The Author’s Little Death

This time, I got stuck in the middle of writing a novel about something that happened to me eleven years ago. The first part of the book, about 40 pages, had gone almost without problems. After writing two research-heavy novels set in the last century, I enjoyed writing about something I didn’t need to research. It was all right there, in my memory. And if I had forgotten details, I could just read my diaries from that time. It was joyful, the moods and events flowed.

But a few nights ago, the night symptoms came, and now I’m stuck. It’s an unpleasant state, a kind of writer’s impotence. The Texan author, William Goyen, went so far as to call it a kind of death:

“This happens to writers when there are dead spells. We die sometimes. And it’s as though we are in a tomb; it’s a death.
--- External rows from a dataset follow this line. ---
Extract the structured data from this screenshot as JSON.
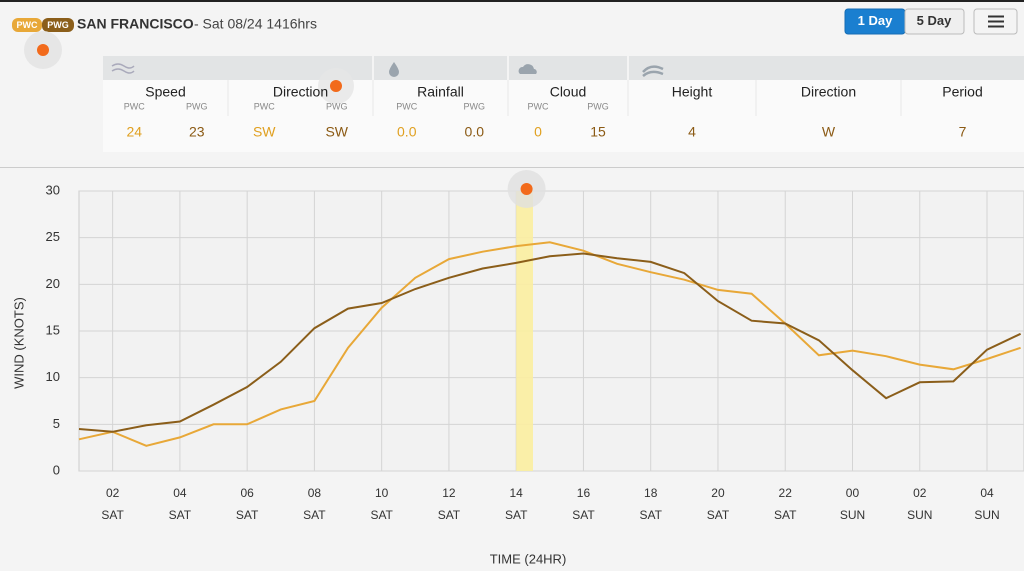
{
  "header": {
    "badges": [
      "PWC",
      "PWG"
    ],
    "location": "SAN FRANCISCO",
    "timestamp": " - Sat 08/24 1416hrs",
    "buttons": [
      "1 Day",
      "5 Day"
    ]
  },
  "conditions": [
    {
      "title": "Speed",
      "sub": [
        "PWC",
        "PWG"
      ],
      "values": [
        "24",
        "23"
      ]
    },
    {
      "title": "Direction",
      "sub": [
        "PWC",
        "PWG"
      ],
      "values": [
        "SW",
        "SW"
      ]
    },
    {
      "title": "Rainfall",
      "sub": [
        "PWC",
        "PWG"
      ],
      "values": [
        "0.0",
        "0.0"
      ]
    },
    {
      "title": "Cloud",
      "sub": [
        "PWC",
        "PWG"
      ],
      "values": [
        "0",
        "15"
      ]
    },
    {
      "title": "Height",
      "values": [
        "4"
      ]
    },
    {
      "title": "Direction",
      "values": [
        "W"
      ]
    },
    {
      "title": "Period",
      "values": [
        "7"
      ]
    }
  ],
  "chart_data": {
    "type": "line",
    "y_label": "WIND (KNOTS)",
    "x_label": "TIME (24HR)",
    "x": [
      1,
      2,
      3,
      4,
      5,
      6,
      7,
      8,
      9,
      10,
      11,
      12,
      13,
      14,
      15,
      16,
      17,
      18,
      19,
      20,
      21,
      22,
      23,
      24,
      25,
      26,
      27,
      28,
      29
    ],
    "series": [
      {
        "name": "PWC",
        "color": "#e8a838",
        "values": [
          3.4,
          4.2,
          2.7,
          3.6,
          5.0,
          5.0,
          6.6,
          7.5,
          13.2,
          17.5,
          20.7,
          22.7,
          23.5,
          24.1,
          24.5,
          23.6,
          22.2,
          21.3,
          20.5,
          19.4,
          19.0,
          15.8,
          12.4,
          12.9,
          12.3,
          11.4,
          10.9,
          12.0,
          13.2
        ]
      },
      {
        "name": "PWG",
        "color": "#8b5e1a",
        "values": [
          4.5,
          4.2,
          4.9,
          5.3,
          7.1,
          9.0,
          11.7,
          15.3,
          17.4,
          18.0,
          19.5,
          20.7,
          21.7,
          22.3,
          23.0,
          23.3,
          22.8,
          22.4,
          21.2,
          18.2,
          16.1,
          15.8,
          14.0,
          10.8,
          7.8,
          9.5,
          9.6,
          13.0,
          14.7
        ]
      }
    ],
    "xlim": [
      1,
      29.1
    ],
    "xticks": [
      {
        "value": 2,
        "label": "02"
      },
      {
        "value": 4,
        "label": "04"
      },
      {
        "value": 6,
        "label": "06"
      },
      {
        "value": 8,
        "label": "08"
      },
      10,
      12,
      14,
      16,
      18,
      20,
      22,
      {
        "value": 24,
        "label": "00"
      },
      {
        "value": 26,
        "label": "02"
      },
      {
        "value": 28,
        "label": "04"
      }
    ],
    "xtick_days": [
      "SAT",
      "SAT",
      "SAT",
      "SAT",
      "SAT",
      "SAT",
      "SAT",
      "SAT",
      "SAT",
      "SAT",
      "SAT",
      "SUN",
      "SUN",
      "SUN"
    ],
    "highlight_x": [
      14,
      14.5
    ],
    "ylim": [
      0,
      30
    ],
    "yticks": [
      0,
      5,
      10,
      15,
      20,
      25,
      30
    ],
    "grid": true
  }
}
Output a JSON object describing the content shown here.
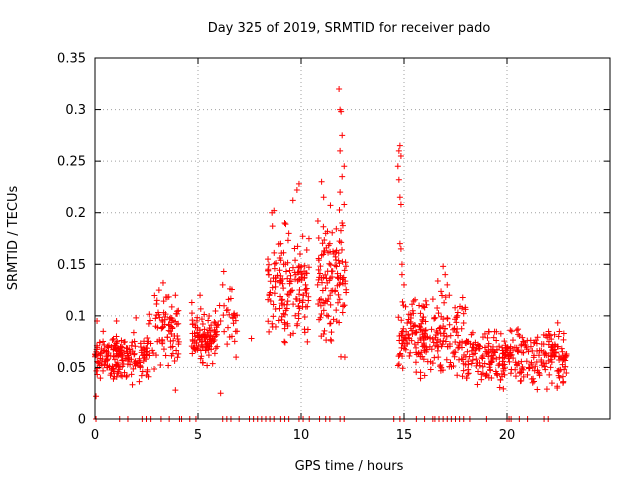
{
  "chart_data": {
    "type": "scatter",
    "title": "Day 325 of 2019, SRMTID for receiver pado",
    "xlabel": "GPS time / hours",
    "ylabel": "SRMTID / TECUs",
    "xlim": [
      0,
      25
    ],
    "ylim": [
      0,
      0.35
    ],
    "x_ticks": [
      0,
      5,
      10,
      15,
      20
    ],
    "x_tick_labels": [
      "0",
      "5",
      "10",
      "15",
      "20"
    ],
    "y_ticks": [
      0,
      0.05,
      0.1,
      0.15,
      0.2,
      0.25,
      0.3,
      0.35
    ],
    "y_tick_labels": [
      "0",
      "0.05",
      "0.1",
      "0.15",
      "0.2",
      "0.25",
      "0.3",
      "0.35"
    ],
    "grid": true,
    "marker": "plus",
    "color": "#ff0000",
    "series": [
      {
        "name": "SRMTID",
        "clusters": [
          {
            "x": [
              0.0,
              1.5
            ],
            "y": [
              0.03,
              0.09
            ],
            "n": 120
          },
          {
            "x": [
              1.5,
              2.6
            ],
            "y": [
              0.03,
              0.09
            ],
            "n": 70
          },
          {
            "x": [
              2.6,
              4.1
            ],
            "y": [
              0.04,
              0.13
            ],
            "n": 80
          },
          {
            "x": [
              4.7,
              6.0
            ],
            "y": [
              0.04,
              0.12
            ],
            "n": 110
          },
          {
            "x": [
              6.2,
              6.9
            ],
            "y": [
              0.05,
              0.14
            ],
            "n": 25
          },
          {
            "x": [
              8.4,
              10.4
            ],
            "y": [
              0.05,
              0.2
            ],
            "n": 150
          },
          {
            "x": [
              10.8,
              12.2
            ],
            "y": [
              0.05,
              0.22
            ],
            "n": 120
          },
          {
            "x": [
              14.7,
              16.0
            ],
            "y": [
              0.03,
              0.13
            ],
            "n": 90
          },
          {
            "x": [
              15.8,
              18.0
            ],
            "y": [
              0.02,
              0.14
            ],
            "n": 140
          },
          {
            "x": [
              18.0,
              20.5
            ],
            "y": [
              0.02,
              0.1
            ],
            "n": 160
          },
          {
            "x": [
              20.5,
              22.9
            ],
            "y": [
              0.02,
              0.1
            ],
            "n": 150
          }
        ],
        "points": [
          [
            0.05,
            0.022
          ],
          [
            0.1,
            0.095
          ],
          [
            0.4,
            0.085
          ],
          [
            1.05,
            0.095
          ],
          [
            2.0,
            0.098
          ],
          [
            2.6,
            0.075
          ],
          [
            3.0,
            0.115
          ],
          [
            3.1,
            0.125
          ],
          [
            3.3,
            0.132
          ],
          [
            3.5,
            0.118
          ],
          [
            3.9,
            0.12
          ],
          [
            3.9,
            0.028
          ],
          [
            4.7,
            0.113
          ],
          [
            5.1,
            0.12
          ],
          [
            6.05,
            0.11
          ],
          [
            6.1,
            0.095
          ],
          [
            6.1,
            0.025
          ],
          [
            6.2,
            0.13
          ],
          [
            6.25,
            0.143
          ],
          [
            6.8,
            0.1
          ],
          [
            6.85,
            0.06
          ],
          [
            7.6,
            0.078
          ],
          [
            8.4,
            0.155
          ],
          [
            8.6,
            0.2
          ],
          [
            8.7,
            0.202
          ],
          [
            9.0,
            0.17
          ],
          [
            9.2,
            0.19
          ],
          [
            9.4,
            0.18
          ],
          [
            9.6,
            0.212
          ],
          [
            9.8,
            0.222
          ],
          [
            9.9,
            0.228
          ],
          [
            9.95,
            0.16
          ],
          [
            10.1,
            0.12
          ],
          [
            9.75,
            0.14
          ],
          [
            11.0,
            0.23
          ],
          [
            11.1,
            0.215
          ],
          [
            11.2,
            0.18
          ],
          [
            11.4,
            0.17
          ],
          [
            11.6,
            0.16
          ],
          [
            11.85,
            0.32
          ],
          [
            11.9,
            0.3
          ],
          [
            11.95,
            0.298
          ],
          [
            12.0,
            0.275
          ],
          [
            11.9,
            0.26
          ],
          [
            12.1,
            0.245
          ],
          [
            12.0,
            0.235
          ],
          [
            11.9,
            0.22
          ],
          [
            12.1,
            0.208
          ],
          [
            12.0,
            0.19
          ],
          [
            14.75,
            0.26
          ],
          [
            14.8,
            0.265
          ],
          [
            14.85,
            0.255
          ],
          [
            14.7,
            0.245
          ],
          [
            14.75,
            0.232
          ],
          [
            14.8,
            0.215
          ],
          [
            14.85,
            0.208
          ],
          [
            14.8,
            0.17
          ],
          [
            14.85,
            0.165
          ],
          [
            14.9,
            0.15
          ],
          [
            14.9,
            0.14
          ],
          [
            15.0,
            0.13
          ],
          [
            16.9,
            0.148
          ],
          [
            17.0,
            0.14
          ],
          [
            17.1,
            0.13
          ],
          [
            17.2,
            0.12
          ]
        ],
        "zero_points": [
          0.05,
          1.2,
          1.6,
          2.3,
          2.5,
          2.7,
          3.2,
          3.6,
          4.1,
          4.2,
          4.6,
          4.9,
          6.2,
          6.4,
          6.6,
          7.0,
          7.5,
          7.7,
          7.9,
          8.1,
          8.3,
          8.5,
          8.7,
          9.0,
          9.2,
          9.4,
          9.9,
          10.1,
          10.4,
          10.9,
          11.2,
          11.4,
          11.9,
          12.1,
          14.5,
          14.8,
          15.0,
          15.6,
          16.0,
          16.4,
          16.5,
          16.7,
          16.9,
          17.1,
          17.3,
          17.5,
          17.7,
          17.9,
          18.2,
          19.0,
          20.0,
          20.1,
          20.2,
          20.6,
          21.0,
          21.8,
          22.0
        ]
      }
    ]
  }
}
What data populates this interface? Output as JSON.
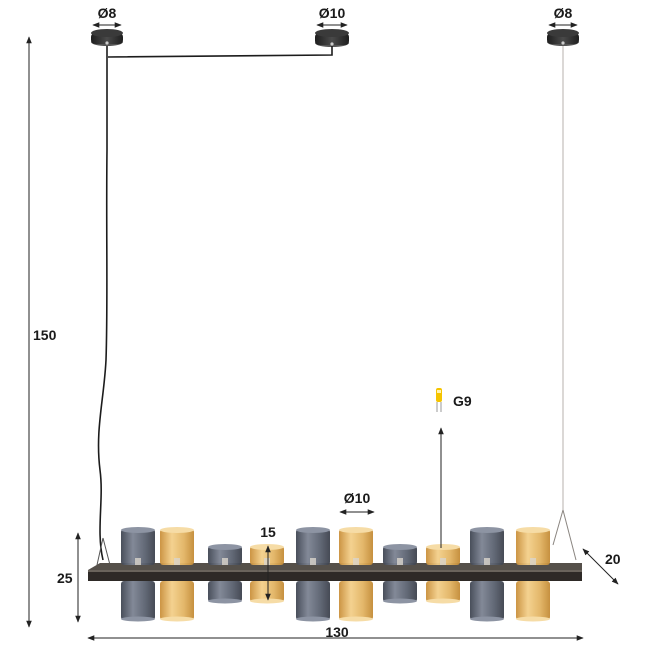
{
  "dimensions": {
    "canopy_left_diameter": "Ø8",
    "canopy_middle_diameter": "Ø10",
    "canopy_right_diameter": "Ø8",
    "total_height": "150",
    "bulb_type": "G9",
    "shade_diameter": "Ø10",
    "shade_height": "15",
    "frame_height": "25",
    "total_width": "130",
    "depth": "20"
  },
  "shades": [
    {
      "color": "smoke",
      "size": "tall"
    },
    {
      "color": "amber",
      "size": "tall"
    },
    {
      "color": "smoke",
      "size": "short"
    },
    {
      "color": "amber",
      "size": "short"
    },
    {
      "color": "smoke",
      "size": "tall"
    },
    {
      "color": "amber",
      "size": "tall"
    },
    {
      "color": "smoke",
      "size": "short"
    },
    {
      "color": "amber",
      "size": "short"
    },
    {
      "color": "smoke",
      "size": "tall"
    },
    {
      "color": "amber",
      "size": "tall"
    }
  ],
  "colors": {
    "smoke_glass": "#5b6270",
    "amber_glass": "#e2b463",
    "frame": "#2e2a27",
    "cable": "#1c1c1c",
    "dimension_line": "#222222",
    "bulb_yellow": "#f5c400"
  }
}
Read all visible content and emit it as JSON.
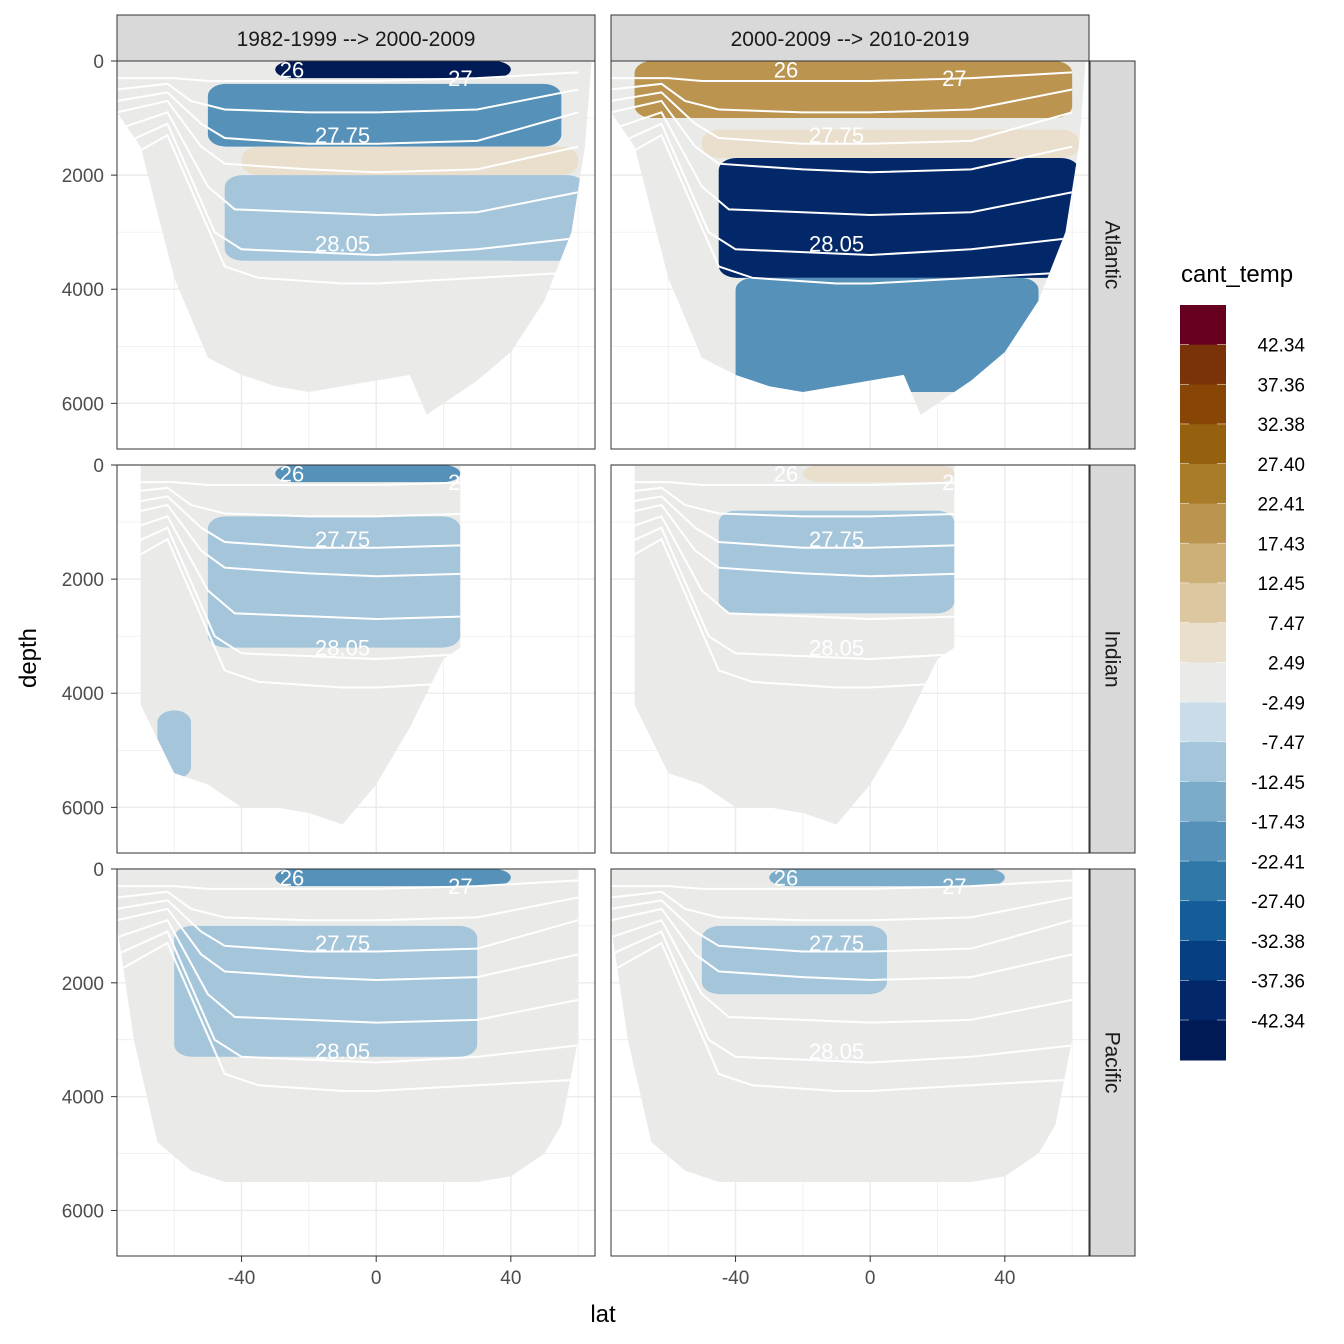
{
  "chart_data": {
    "type": "heatmap",
    "xlabel": "lat",
    "ylabel": "depth",
    "legend_title": "cant_temp",
    "legend_placement": "right",
    "grid": true,
    "columns": [
      "1982-1999 --> 2000-2009",
      "2000-2009 --> 2010-2019"
    ],
    "rows": [
      "Atlantic",
      "Indian",
      "Pacific"
    ],
    "xlim": [
      -77,
      65
    ],
    "ylim": [
      6800,
      0
    ],
    "x_ticks": [
      -40,
      0,
      40
    ],
    "x_tick_labels": [
      "-40",
      "0",
      "40"
    ],
    "y_ticks": [
      0,
      2000,
      4000,
      6000
    ],
    "y_tick_labels": [
      "0",
      "2000",
      "4000",
      "6000"
    ],
    "legend_bins": [
      {
        "label": "42.34",
        "color": "#67001f"
      },
      {
        "label": "37.36",
        "color": "#7a3208"
      },
      {
        "label": "32.38",
        "color": "#874606"
      },
      {
        "label": "27.40",
        "color": "#95610f"
      },
      {
        "label": "22.41",
        "color": "#a97c2a"
      },
      {
        "label": "17.43",
        "color": "#bb944f"
      },
      {
        "label": "12.45",
        "color": "#ccb078"
      },
      {
        "label": "7.47",
        "color": "#dcc7a0"
      },
      {
        "label": "2.49",
        "color": "#e9dfcc"
      },
      {
        "label": "-2.49",
        "color": "#eaebe9"
      },
      {
        "label": "-7.47",
        "color": "#c9dce8"
      },
      {
        "label": "-12.45",
        "color": "#a5c6da"
      },
      {
        "label": "-17.43",
        "color": "#7bacc9"
      },
      {
        "label": "-22.41",
        "color": "#5591b8"
      },
      {
        "label": "-27.40",
        "color": "#2f78a8"
      },
      {
        "label": "-32.38",
        "color": "#155d98"
      },
      {
        "label": "-37.36",
        "color": "#063f82"
      },
      {
        "label": "-42.34",
        "color": "#02286a"
      },
      {
        "label": "",
        "color": "#001a56"
      }
    ],
    "isopycnal_labels": {
      "Atlantic": [
        "27.75",
        "28.05",
        "27",
        "26"
      ],
      "Indian": [
        "27.75",
        "28.05",
        "27",
        "26"
      ],
      "Pacific": [
        "27.75",
        "28.05",
        "27",
        "26"
      ]
    },
    "panels": [
      {
        "column": 0,
        "row": 0,
        "anomalies": [
          {
            "lat": [
              -30,
              40
            ],
            "depth": [
              0,
              300
            ],
            "value": -42
          },
          {
            "lat": [
              -50,
              55
            ],
            "depth": [
              400,
              1500
            ],
            "value": -15
          },
          {
            "lat": [
              -40,
              60
            ],
            "depth": [
              1500,
              2000
            ],
            "value": 5
          },
          {
            "lat": [
              -45,
              62
            ],
            "depth": [
              2000,
              3500
            ],
            "value": -5
          },
          {
            "lat": [
              0,
              45
            ],
            "depth": [
              3500,
              5800
            ],
            "value": 4
          }
        ]
      },
      {
        "column": 1,
        "row": 0,
        "anomalies": [
          {
            "lat": [
              -70,
              60
            ],
            "depth": [
              0,
              1000
            ],
            "value": 20
          },
          {
            "lat": [
              -50,
              62
            ],
            "depth": [
              1200,
              1700
            ],
            "value": 5
          },
          {
            "lat": [
              -45,
              62
            ],
            "depth": [
              1700,
              3800
            ],
            "value": -35
          },
          {
            "lat": [
              -40,
              50
            ],
            "depth": [
              3800,
              5800
            ],
            "value": -15
          }
        ]
      },
      {
        "column": 0,
        "row": 1,
        "anomalies": [
          {
            "lat": [
              -30,
              25
            ],
            "depth": [
              0,
              300
            ],
            "value": -15
          },
          {
            "lat": [
              -50,
              25
            ],
            "depth": [
              900,
              3200
            ],
            "value": -5
          },
          {
            "lat": [
              -65,
              -55
            ],
            "depth": [
              4300,
              5500
            ],
            "value": -5
          }
        ]
      },
      {
        "column": 1,
        "row": 1,
        "anomalies": [
          {
            "lat": [
              -20,
              25
            ],
            "depth": [
              0,
              300
            ],
            "value": 8
          },
          {
            "lat": [
              -45,
              25
            ],
            "depth": [
              800,
              2600
            ],
            "value": -5
          }
        ]
      },
      {
        "column": 0,
        "row": 2,
        "anomalies": [
          {
            "lat": [
              -30,
              40
            ],
            "depth": [
              0,
              300
            ],
            "value": -15
          },
          {
            "lat": [
              -60,
              30
            ],
            "depth": [
              1000,
              3300
            ],
            "value": -5
          }
        ]
      },
      {
        "column": 1,
        "row": 2,
        "anomalies": [
          {
            "lat": [
              -30,
              40
            ],
            "depth": [
              0,
              300
            ],
            "value": -12
          },
          {
            "lat": [
              -50,
              5
            ],
            "depth": [
              1000,
              2200
            ],
            "value": -5
          }
        ]
      }
    ]
  }
}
That’s what we all fear, and that’s why so many of us become alcoholics or suicides or insane – or just no-good philanderers.”

Mutation Errors in the Novel’s Genome

I’ve experienced this a few times by now – not alcoholism, suicide, or madness, and only rarely promiscuous behavior – but getting stuck in a novel. It can have various causes. In the more innocent cases, the blockage simply comes from having too much reality around you. Too much work, exams, arguments, and life stress. It’s something that can pass over.

But often, the problem lies in the writing itself. Maybe it’s just the scene. Maybe it’s the direction the novel has developed. It may have mutated wrongly. A novel is a living organism, and like all life forms, defects can also arise in a novel’s genetic material. It could be minor structural issues. Sometimes it’s enough to delete a few chapters. Other times, it’s necessary to start completely over or, worst of all: give up the novel, put it away with the other never-to-be projects. And it hurts.

The Good in Text Stoppages

But in reality, these stoppages, as uncomfortable as they are, are a benefit to the entire novel process. Usually, the word dry-outs are right, they are the subconscious’s signals that you’re doing something wrong and should intervene, that what you’re writing can and should be made better. That’s perhaps what Heinrich Böll acknowledges when he says:

“I have to start completely over. I am no master. But actually, it’s a good thing – it prevents things from becoming a routine.”

Freeing Life from the Marble Block

I’ve spent the past few days wondering why the words in my writing dried out. I wasn’t sure what it was until I heard an interview with the New York-based comic book author, Henrik Rehr. Rehr made a graphic novel about his own experience of the 9/11 attacks. He said that when he normally created fictions in his comics, it was like building them up with small lumps of clay, gradually controlling it and letting it grow.

But when he had to make a comic about his own life, based on his own memories, it was like having a finished marble block of life, where he had to chip away everything lived that wasn’t necessary for the story.

That was exactly what had stopped me. I had become accustomed to writing something where I build the story from the ground up, gathering and cultivating it. In a novel with events from my own life, it’s different. Here, the marble block of memory already stands. I don’t have to gather and cultivate, I have to learn to remove, to chip away everything unnecessary from the memories. Everything has been deleted. Now, I begin again to free the story with hammer and chisel.